Le pianiste l’a partagé à l’époque à Gabriel Chodos qui s’est montré très surpris lui-aussi. Chopin est connu pour être un grand perfectionniste : ses œuvres éditées (à quelques erreurs d’harmonies près) sont le reflet définitif de sa pensé musicale.
L’année suivante, la découverte de Frédéric Chopin – Conseils d’interprétation de Raoul Koczalski et de Chopin vu par ses élèves de Jean-Jacques Eigeldinger (une mine d’or !) n’ont fait que confirmer ce qu’il pressentait chez Wilhelm von Lenz : Chopin avait bien amélioré certaines de ses œuvres sur les partitions de quelques élèves !
Elzbieta Glabowna l’avait déjà mis dans le temps sur la piste : dans l’édition Paderewski et dans Chopin’s Greater Works de Jan Kleczyński, on pouvait découvrir certaines variations et Eigeldinger avait publié le Fac-similé des partitions de Jane Stirling avec les annotations manuscrites de Chopin.
En 2018, pour le remercier de ses découvertes sur Erik Satie, Robert Orledge lui permis d’obtenir une carte de chercheur à la Bibliothèque Nationale de France (BnF) : Nicolas Horvath pouvait enfin accéder aux partitions de Camille Dubois et d’Auguste Franchomme. Il découvrit alors que certaines indications de Chopin s’effaçaient et étaient quasi illisibles. Le pianiste s’est trouvé face à un autre problème : Le Nocturne Opus 9 n°2, avec ses versions nombreuses et déroutantes… Qu’en faire ?
Les commentaires de Bronarski et de Turczyński donnaient raison à ses maîtres : « Nous laissons à l’interprète le soin de déterminer si toutes ces variantes sont opportunes pour l’ensemble du Nocturne. (…) À notre avis, elles peuvent facilement donner lieu à une certaine préciosité [en français et italique dans le texte, ndlr] et surcharger l’œuvre ». Il est à noter que les éditions Paderwski avaient édité pour ce Nocturne de nombreuses variantes venant de plusieurs sources différentes.
NOCTURNE
Le mot nocturne (pièce nocturne) suggère le rêve, les rencontres amoureuses sous le couvert de l’obscurité et des scènes vues au clair de lune ou aux chandelles, loin du bruit et de la chaleur de la journée ensoleillée… Jusqu’au début du XIXe, les Nocturnes étaient composés pour plusieurs musiciens. De caractère sentimental et doux, ils étaient souvent interprétés le soir, en plein air, sur les terrasses d’un château.
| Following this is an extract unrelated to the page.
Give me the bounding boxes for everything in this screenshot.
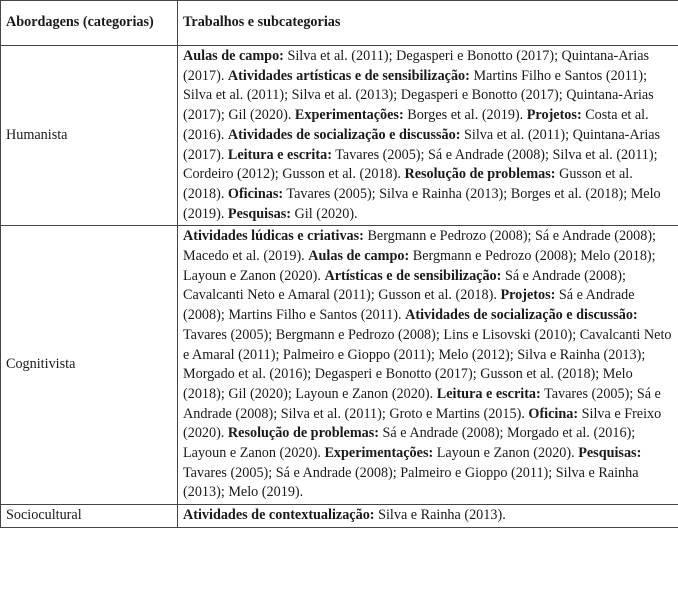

Toute l’Europe était sous le charme de cette nouvelle forme musicale.
Voici quelques Nocturnes notables : les Nocturnes Concertants de Louis-Emmanuel Jardin, les Nocturnes Français de Sophie Gail, les nombreux Nocturnes de Ferdinando Carulli, les Nocturnes d’Ignaz Pleyel, les Notturno de J.Haydn (Hob:25à32), de Beethoven (Op.42 ), de W.A. Mozart (KV.286), et même du Prince Louis-Ferdinand de Prusse (Op.8 – 1808) !
John Field est le premier à écrire un nocturne pour piano seul. Il s’inspire de la Romance, cette forme musicale aimable et élégante pour piano et voix qui, dans les Salons musicaux français du début du XIXè, mit en désuétude la forme Sonate (avec le clavecin, la Sonate était bien trop associée à l’Ancien Régime) et était, de fait, devenue à la mode dans tous les Salons Musicaux européens.
Field sera rapidement suivi par Maria Szymanowska, Ignacy Feliks Dobrzyński, Johann Baptist Cramer, Camille Pleyel (Nocturne à la Field de 1828) et surtout Frédéric Chopin qui trouvera dans cette forme neuve et libre un terrain idéal d’expérimentation. Un carnet intime où se côtoient contemplations et cauchemars, de ce « poète-musicien [qui se complaît] à improviser dans la pénombre dont les lueurs indécises ajoutaient un élément plus saisissant à ses pensées rêveuses, plaintes élégiaques, soupirs de la brise, sombre terreurs de la nuit ». Les Nocturnes accompagneront Chopin tout au long de sa vie.